ぬくもり
優もお昼寝から目を覚まし、そろそろ買い物へと思った矢先に、携帯が司からの着信を知らせる。



たまにみんなで外で食事をしよう。



司からの誘いの電話。



初めての家族での外食だった。



私は優の服を色々引っ張りだし、気に入るものを探す。


悩みに悩んで、優を、涼しげな薄いブルーのワンピースに着替えさせ、少し伸びてきた髪の毛を、少々無理矢理にアップに結い上げる。
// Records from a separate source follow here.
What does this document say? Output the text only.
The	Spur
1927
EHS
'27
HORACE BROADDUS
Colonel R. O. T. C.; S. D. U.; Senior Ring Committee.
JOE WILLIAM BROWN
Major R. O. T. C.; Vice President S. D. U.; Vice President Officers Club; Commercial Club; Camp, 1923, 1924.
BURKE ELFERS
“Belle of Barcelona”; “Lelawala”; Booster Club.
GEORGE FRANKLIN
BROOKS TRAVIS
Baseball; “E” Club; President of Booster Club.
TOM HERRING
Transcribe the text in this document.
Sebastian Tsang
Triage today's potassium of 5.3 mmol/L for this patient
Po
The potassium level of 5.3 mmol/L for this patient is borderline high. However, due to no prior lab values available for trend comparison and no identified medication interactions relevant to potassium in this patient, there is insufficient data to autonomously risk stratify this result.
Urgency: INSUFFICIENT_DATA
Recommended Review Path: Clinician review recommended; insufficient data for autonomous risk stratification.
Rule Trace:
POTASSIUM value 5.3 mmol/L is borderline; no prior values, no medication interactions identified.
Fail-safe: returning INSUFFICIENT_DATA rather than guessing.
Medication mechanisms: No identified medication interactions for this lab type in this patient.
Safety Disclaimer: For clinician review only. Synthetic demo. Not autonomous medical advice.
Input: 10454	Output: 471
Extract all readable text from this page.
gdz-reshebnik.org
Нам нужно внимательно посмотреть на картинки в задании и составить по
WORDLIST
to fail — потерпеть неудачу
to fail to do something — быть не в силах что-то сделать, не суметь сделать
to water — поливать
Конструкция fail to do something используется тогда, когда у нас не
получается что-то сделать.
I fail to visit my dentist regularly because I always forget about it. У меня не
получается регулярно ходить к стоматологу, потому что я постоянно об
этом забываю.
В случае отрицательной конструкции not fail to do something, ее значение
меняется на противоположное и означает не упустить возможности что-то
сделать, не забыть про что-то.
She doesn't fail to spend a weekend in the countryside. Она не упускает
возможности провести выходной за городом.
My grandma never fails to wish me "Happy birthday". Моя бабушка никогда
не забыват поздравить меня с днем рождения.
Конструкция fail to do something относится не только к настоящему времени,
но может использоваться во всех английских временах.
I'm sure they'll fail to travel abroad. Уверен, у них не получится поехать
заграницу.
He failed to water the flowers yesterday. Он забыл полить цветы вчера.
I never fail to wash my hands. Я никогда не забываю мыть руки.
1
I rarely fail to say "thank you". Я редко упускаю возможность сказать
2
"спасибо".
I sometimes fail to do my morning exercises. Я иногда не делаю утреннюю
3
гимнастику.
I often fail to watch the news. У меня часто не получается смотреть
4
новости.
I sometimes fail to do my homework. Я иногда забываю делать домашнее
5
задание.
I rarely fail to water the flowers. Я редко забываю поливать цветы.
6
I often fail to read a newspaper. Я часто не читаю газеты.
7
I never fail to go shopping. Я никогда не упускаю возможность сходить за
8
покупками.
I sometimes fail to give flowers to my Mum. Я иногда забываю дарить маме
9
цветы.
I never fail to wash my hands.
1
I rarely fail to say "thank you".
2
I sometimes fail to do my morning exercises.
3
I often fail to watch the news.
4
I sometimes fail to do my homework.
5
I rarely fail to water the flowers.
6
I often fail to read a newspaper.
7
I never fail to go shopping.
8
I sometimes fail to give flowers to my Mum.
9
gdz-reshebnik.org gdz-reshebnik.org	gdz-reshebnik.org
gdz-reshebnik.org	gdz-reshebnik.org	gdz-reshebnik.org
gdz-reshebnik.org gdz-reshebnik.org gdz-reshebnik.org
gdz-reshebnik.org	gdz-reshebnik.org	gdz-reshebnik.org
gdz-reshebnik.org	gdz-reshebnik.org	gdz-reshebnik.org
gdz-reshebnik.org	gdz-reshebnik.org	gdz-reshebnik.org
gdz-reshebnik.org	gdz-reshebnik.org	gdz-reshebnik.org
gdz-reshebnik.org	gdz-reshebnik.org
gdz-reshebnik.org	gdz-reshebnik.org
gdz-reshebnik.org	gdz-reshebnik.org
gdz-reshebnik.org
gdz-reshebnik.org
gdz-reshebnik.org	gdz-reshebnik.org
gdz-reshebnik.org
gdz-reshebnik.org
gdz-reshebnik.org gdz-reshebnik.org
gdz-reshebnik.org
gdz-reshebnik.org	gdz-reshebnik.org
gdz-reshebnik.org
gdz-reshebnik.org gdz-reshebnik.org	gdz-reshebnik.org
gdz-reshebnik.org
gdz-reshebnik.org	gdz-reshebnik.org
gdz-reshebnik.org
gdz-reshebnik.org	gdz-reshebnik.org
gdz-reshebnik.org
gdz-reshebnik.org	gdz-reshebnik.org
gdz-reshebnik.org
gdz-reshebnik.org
私はいつもより少しシックな服に着替え、髪を綺麗に巻いてから結い上げた。


いつもより丁寧に化粧をして、丁寧にマニキュアを塗る。


マニキュアを乾かす段階で、何度も優に邪魔されマニキュアがよれながらも、新しく塗り直し、ようやく乾かす事に成功した。



私達は準備バッチリで司を待った。



司は相当急いで帰ってきたらしく、額には汗の粒が浮かんでいた。



3人で車に乗り込み、近所のファミリーレストランへ行った。


どこに行くか話し合った結果、優がいるので家族向けのお店。

となると、選択肢はファミリーレストランしか残されていなかった。



優は初めての家族揃っての外食に大はしゃぎで、せっかくの可愛いワンピースにケチャップのシミを作りながら、お子様ランチと奮闘中。


私と司は、そんな優の姿をニコニコと眺めていた。



私がふと周りを見渡すと、土曜の夕飯時のファミレスは、仲の良さそうな家族連れで賑わっていた。


今日は私達も、幸せそうな家族に見えてるんだろうなぁ。



でも、これが最初で最後になるのかもしれない。


こんな事を考えていたら、この幸せな時間が台無しになっちゃうよ。



私は暗い考えを頭から振り払う。